October - November 2025
Hannah Rose Arnold
We Used to Gather Cockles
We Used to Gather Cockles, 2025
Pigment print on silk scrim, salvaged iron and cedar
1260mm x 1130mm x 10mm
This work carries a film photograph of the rocky coast at Te Rawhiti. The negative has been processed using a natural photographic developer derived from phenols extracted from invasive Caulerpa seaweed, and fixed with seawater, then printed on translucent silk.
Caulerpa developer is unpredictable in its potency; dependant on harvest times, sunlight, and other environmental and tidal factors affecting the seaweed as it grows. In this way, it holds a memory of the period of time since the organisms establishment within the marine environment. Fragments of plant matter and salt leave marks and scratches on the surface of the film emulsion, creating a lurid and fragile image of a coastline as seen by a new arrival to its shores.
In 2023, the invasive seaweeds Caulerpa brachypus and Caulerpa parvifolia were discovered for the first time on the Aotearoa mainland near Te Rawhiti, in Ipipiri Bay of Islands. The location was Ōmākiwi Cove, near our Whiorau Bay home. The species had already infiltrated and decimated marine environments overseas and at Aotea, devastating the community there.
Caulerpa’ means ‘stem (that) creeps’, and the weed can spread rapidly from a 2mm leaf to establish a thick and smothering mat that stretches for kilometres, starving other marine plants and organisms of space and sunlight. This seaweed was most likely introduced by the yachts and cruise ships which frequent Ipipiri in summer. It is rapidly impacting an isolated community which has relied on gathering kaimoana for generations.
This piece is part of a wider body of work made to process my own sadness, and that of the community at Ipipiri during this time. Pictures made to mourn the impending loss of a precious ecosystem, and a changing way of life.
The work was made with advice and guidance from members of Te Rawhiti hapū Ngati Kuta and Patukeha, the Ministry for Primary Industries, Northland Regional Council, and marine scientist John Booth.
Hannah Rose Arnold is a photographic artist. Her pictures document the relationship between people and the places they inhabit. Her practice is informed by a deep concern for and connection with the environment, and the complex history of Aotearoa post-colonisation. She uses physical film and moving image in innovative ways, extending to include found materials and installation.
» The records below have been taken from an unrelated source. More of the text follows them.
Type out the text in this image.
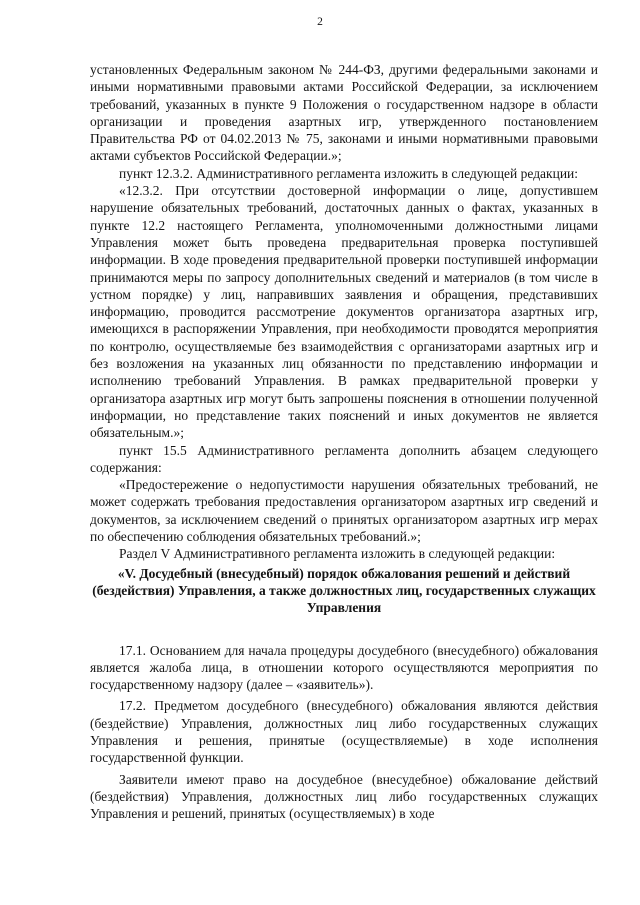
2

установленных Федеральным законом № 244-ФЗ, другими федеральными законами и иными нормативными правовыми актами Российской Федерации, за исключением требований, указанных в пункте 9 Положения о государственном надзоре в области организации и проведения азартных игр, утвержденного постановлением Правительства РФ от 04.02.2013 № 75, законами и иными нормативными правовыми актами субъектов Российской Федерации.»;

пункт 12.3.2. Административного регламента изложить в следующей редакции:

«12.3.2. При отсутствии достоверной информации о лице, допустившем нарушение обязательных требований, достаточных данных о фактах, указанных в пункте 12.2 настоящего Регламента, уполномоченными должностными лицами Управления может быть проведена предварительная проверка поступившей информации. В ходе проведения предварительной проверки поступившей информации принимаются меры по запросу дополнительных сведений и материалов (в том числе в устном порядке) у лиц, направивших заявления и обращения, представивших информацию, проводится рассмотрение документов организатора азартных игр, имеющихся в распоряжении Управления, при необходимости проводятся мероприятия по контролю, осуществляемые без взаимодействия с организаторами азартных игр и без возложения на указанных лиц обязанности по представлению информации и исполнению требований Управления. В рамках предварительной проверки у организатора азартных игр могут быть запрошены пояснения в отношении полученной информации, но представление таких пояснений и иных документов не является обязательным.»;

пункт 15.5 Административного регламента дополнить абзацем следующего содержания:

«Предостережение о недопустимости нарушения обязательных требований, не может содержать требования предоставления организатором азартных игр сведений и документов, за исключением сведений о принятых организатором азартных игр мерах по обеспечению соблюдения обязательных требований.»;

Раздел V Административного регламента изложить в следующей редакции:

«V. Досудебный (внесудебный) порядок обжалования решений и действий (бездействия) Управления, а также должностных лиц, государственных служащих Управления

17.1. Основанием для начала процедуры досудебного (внесудебного) обжалования является жалоба лица, в отношении которого осуществляются мероприятия по государственному надзору (далее – «заявитель»).

17.2. Предметом досудебного (внесудебного) обжалования являются действия (бездействие) Управления, должностных лиц либо государственных служащих Управления и решения, принятые (осуществляемые) в ходе исполнения государственной функции.

Заявители имеют право на досудебное (внесудебное) обжалование действий (бездействия) Управления, должностных лиц либо государственных служащих Управления и решений, принятых (осуществляемых) в ходе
Hannah holds a Bachelor of Photography from Unitec Institute of Technology. Her work has been exhibited at Arts House Trust, Public Record, Webbs, and as a finalist in the ANZ Photobook of the Year Award. In 2023, she was the inaugural resident of the Auckland Festival of Photography’s Kōwhai Residency to Tokyo.
Originally from Tauranga, Hannah is currently based at Pārāwai, where she keeps a studio in the former nuns home.